Increase in exhaled carbon monoxide during exacerbations of cystic fibrosis
- aDepartment of Thoracic Medicine, National Heart and Lung Institute, Imperial College of Medicine, Dovehouse Street, London SW3 6LY, UK, bRoyal Brompton and Harefield NHS Trust, London, UK
- Professor P J Barnes.
- Received 11 March 1999
- Revision requested 20 May 1999
- Revised 6 October 1999
- Accepted 8 October 1999
BACKGROUND Non-invasive assessment of inflammation is likely to be useful in the management of cystic fibrosis (CF). Exhaled carbon monoxide (CO) concentrations are increased in patients with clinically stable CF. A study was undertaken to determine whether this marker of oxidative damage is further increased during exacerbations of the disease.
METHODS Exhaled CO concentrations were measured in 12 healthy non-smoking control subjects (six men) of mean (SE) age 37 (2) years with forced expiratory volume in one second (FEV1) 95 (1)% predicted and in 44 patients with CF (20 men) of mean (SE) age 29 (1) years with FEV1 56 (3)% predicted using an on-line CO analyser.

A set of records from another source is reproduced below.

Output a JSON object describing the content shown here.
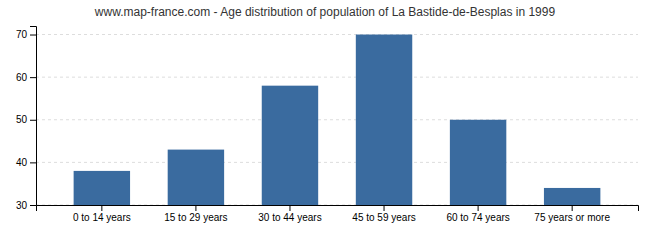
{
  "chart_data": {
    "type": "bar",
    "title": "www.map-france.com - Age distribution of population of La Bastide-de-Besplas in 1999",
    "categories": [
      "0 to 14 years",
      "15 to 29 years",
      "30 to 44 years",
      "45 to 59 years",
      "60 to 74 years",
      "75 years or more"
    ],
    "values": [
      38,
      43,
      58,
      70,
      50,
      34
    ],
    "color": "#3a6b9f",
    "ylim": [
      30,
      72
    ],
    "yticks": [
      30,
      40,
      50,
      60,
      70
    ],
    "grid": true
  }
}
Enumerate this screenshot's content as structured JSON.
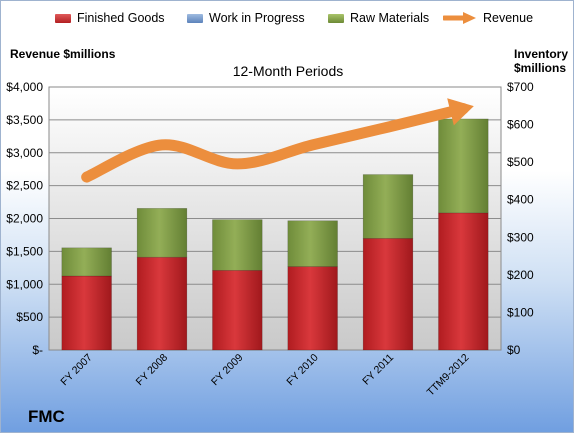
{
  "company": "FMC",
  "colors": {
    "finished_goods": "#c3272b",
    "work_in_progress": "#6f95c7",
    "raw_materials": "#86a24a",
    "revenue": "#ec8e3d"
  },
  "chart_data": {
    "type": "bar",
    "title": "12-Month Periods",
    "ylabel_left": "Revenue $millions",
    "ylabel_right": "Inventory $millions",
    "categories": [
      "FY 2007",
      "FY 2008",
      "FY 2009",
      "FY 2010",
      "FY 2011",
      "TTM9-2012"
    ],
    "stacked": true,
    "left_axis": {
      "ylim": [
        0,
        4000
      ],
      "ticks": [
        0,
        500,
        1000,
        1500,
        2000,
        2500,
        3000,
        3500,
        4000
      ],
      "tick_labels": [
        "$-",
        "$500",
        "$1,000",
        "$1,500",
        "$2,000",
        "$2,500",
        "$3,000",
        "$3,500",
        "$4,000"
      ]
    },
    "right_axis": {
      "ylim": [
        0,
        700
      ],
      "ticks": [
        0,
        100,
        200,
        300,
        400,
        500,
        600,
        700
      ],
      "tick_labels": [
        "$0",
        "$100",
        "$200",
        "$300",
        "$400",
        "$500",
        "$600",
        "$700"
      ]
    },
    "series": [
      {
        "name": "Finished Goods",
        "kind": "bar",
        "axis": "right",
        "values": [
          197,
          247,
          212,
          222,
          297,
          365
        ]
      },
      {
        "name": "Work in Progress",
        "kind": "bar",
        "axis": "right",
        "values": [
          0,
          0,
          0,
          0,
          0,
          0
        ]
      },
      {
        "name": "Raw Materials",
        "kind": "bar",
        "axis": "right",
        "values": [
          75,
          130,
          135,
          122,
          170,
          250
        ]
      },
      {
        "name": "Revenue",
        "kind": "line",
        "axis": "left",
        "values": [
          2630,
          3120,
          2830,
          3120,
          3390,
          3670
        ]
      }
    ],
    "legend": {
      "position": "top",
      "labels": [
        "Finished Goods",
        "Work in Progress",
        "Raw Materials",
        "Revenue"
      ]
    },
    "grid": true
  }
}
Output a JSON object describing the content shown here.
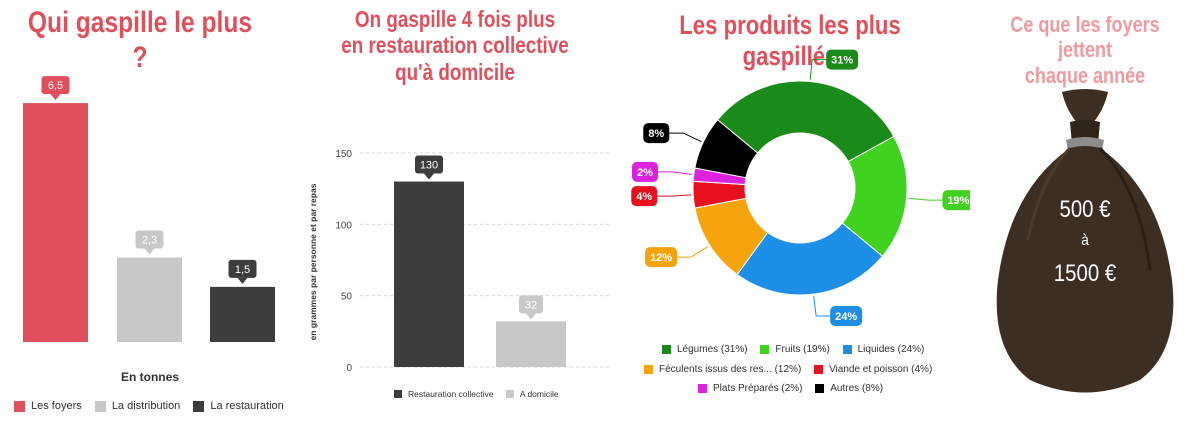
{
  "panel1": {
    "title": "Qui gaspille le plus ?",
    "title_color": "#e0505c",
    "xlabel": "En tonnes"
  },
  "panel2": {
    "title_lines": [
      "On gaspille 4 fois plus",
      "en restauration collective",
      "qu'à domicile"
    ],
    "title_color": "#e0505c",
    "ylabel": "en grammes par personne et par repas"
  },
  "panel3": {
    "title": "Les produits les plus gaspillés",
    "title_color": "#e0505c"
  },
  "panel4": {
    "title_lines": [
      "Ce que les foyers jettent",
      "chaque année"
    ],
    "title_color": "#f09aa0",
    "bag_line1": "500 €",
    "bag_line2": "à",
    "bag_line3": "1500 €"
  },
  "chart_data": [
    {
      "type": "bar",
      "categories": [
        "Les foyers",
        "La distribution",
        "La restauration"
      ],
      "values": [
        6.5,
        2.3,
        1.5
      ],
      "value_labels": [
        "6,5",
        "2,3",
        "1,5"
      ],
      "colors": [
        "#e0505c",
        "#c8c8c8",
        "#3d3d3d"
      ],
      "xlabel": "En tonnes",
      "legend": "bottom",
      "ylim": [
        0,
        7.4
      ]
    },
    {
      "type": "bar",
      "categories": [
        "Restauration collective",
        "A domicile"
      ],
      "values": [
        130,
        32
      ],
      "value_labels": [
        "130",
        "32"
      ],
      "colors": [
        "#3d3d3d",
        "#c8c8c8"
      ],
      "ylabel": "en grammes par personne et par repas",
      "yticks": [
        "0",
        "50",
        "100",
        "150"
      ],
      "ylim": [
        0,
        150
      ],
      "grid": true,
      "legend": "bottom"
    },
    {
      "type": "pie",
      "style": "donut",
      "categories": [
        "Légumes (31%)",
        "Fruits (19%)",
        "Liquides (24%)",
        "Féculents issus des res... (12%)",
        "Viande et poisson (4%)",
        "Plats Préparés (2%)",
        "Autres (8%)"
      ],
      "values": [
        31,
        19,
        24,
        12,
        4,
        2,
        8
      ],
      "value_labels": [
        "31%",
        "19%",
        "24%",
        "12%",
        "4%",
        "2%",
        "8%"
      ],
      "colors": [
        "#1a8a1a",
        "#3fd21e",
        "#1e8fe6",
        "#f5a40e",
        "#e8101e",
        "#dd22dd",
        "#000000"
      ],
      "legend": "bottom"
    }
  ]
}
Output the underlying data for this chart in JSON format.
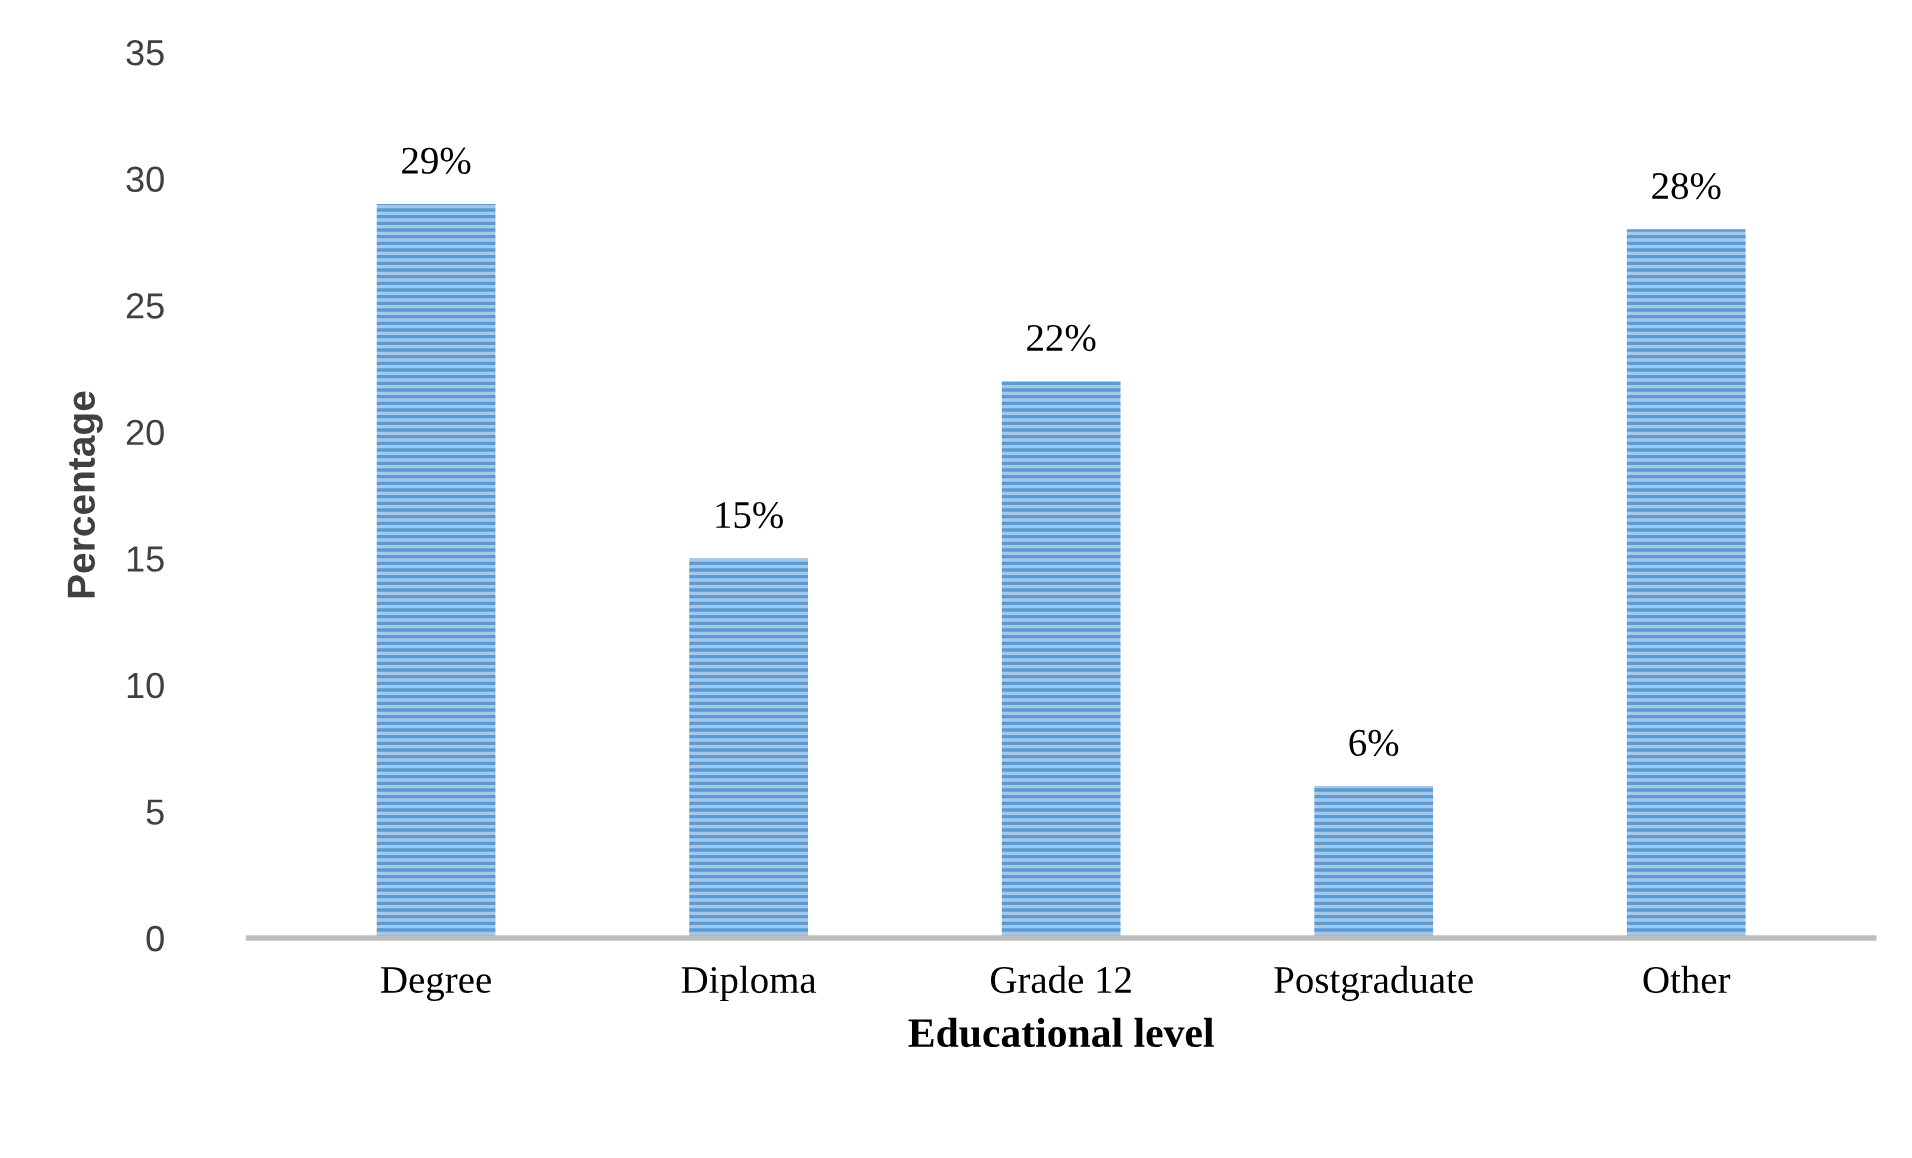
{
  "chart_data": {
    "type": "bar",
    "xlabel": "Educational level",
    "ylabel": "Percentage",
    "categories": [
      "Degree",
      "Diploma",
      "Grade 12",
      "Postgraduate",
      "Other"
    ],
    "values": [
      29,
      15,
      22,
      6,
      28
    ],
    "value_labels": [
      "29%",
      "15%",
      "22%",
      "6%",
      "28%"
    ],
    "color": "#5b9bd5",
    "ylim": [
      0,
      35
    ],
    "yticks": [
      0,
      5,
      10,
      15,
      20,
      25,
      30,
      35
    ],
    "grid": false,
    "legend": false
  }
}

RESULTS Twenty nine patients were in a stable condition while 15 had clinically defined respiratory exacerbations (increased cough and production of sputum, change in the quality of the sputum, shortness of breath, sensation of chest congestion, and deterioration of FEV1) and represented the unstable group. Exhaled CO concentrations were 2.0 (0.15) ppm in the control group, were increased in the stable CF group to 2.7 (0.13) ppm (differences between means –0.67 (0.22), 95% confidence interval (CI) 0.22 to 1.12, p<0.01) and further increased in the unstable group to 4.8 (0.3) ppm (differences between means –2.15 (0.32), 95% CI 1.50 to 2.79, p<0.001). A significant correlation was found between the deterioration in FEV1 and exhaled CO concentrations.
CONCLUSIONS This study shows that the measurement of exhaled CO is of potential value as an indicator of exacerbations in patients with CF and could be used as a simple method to monitor the course of the disease.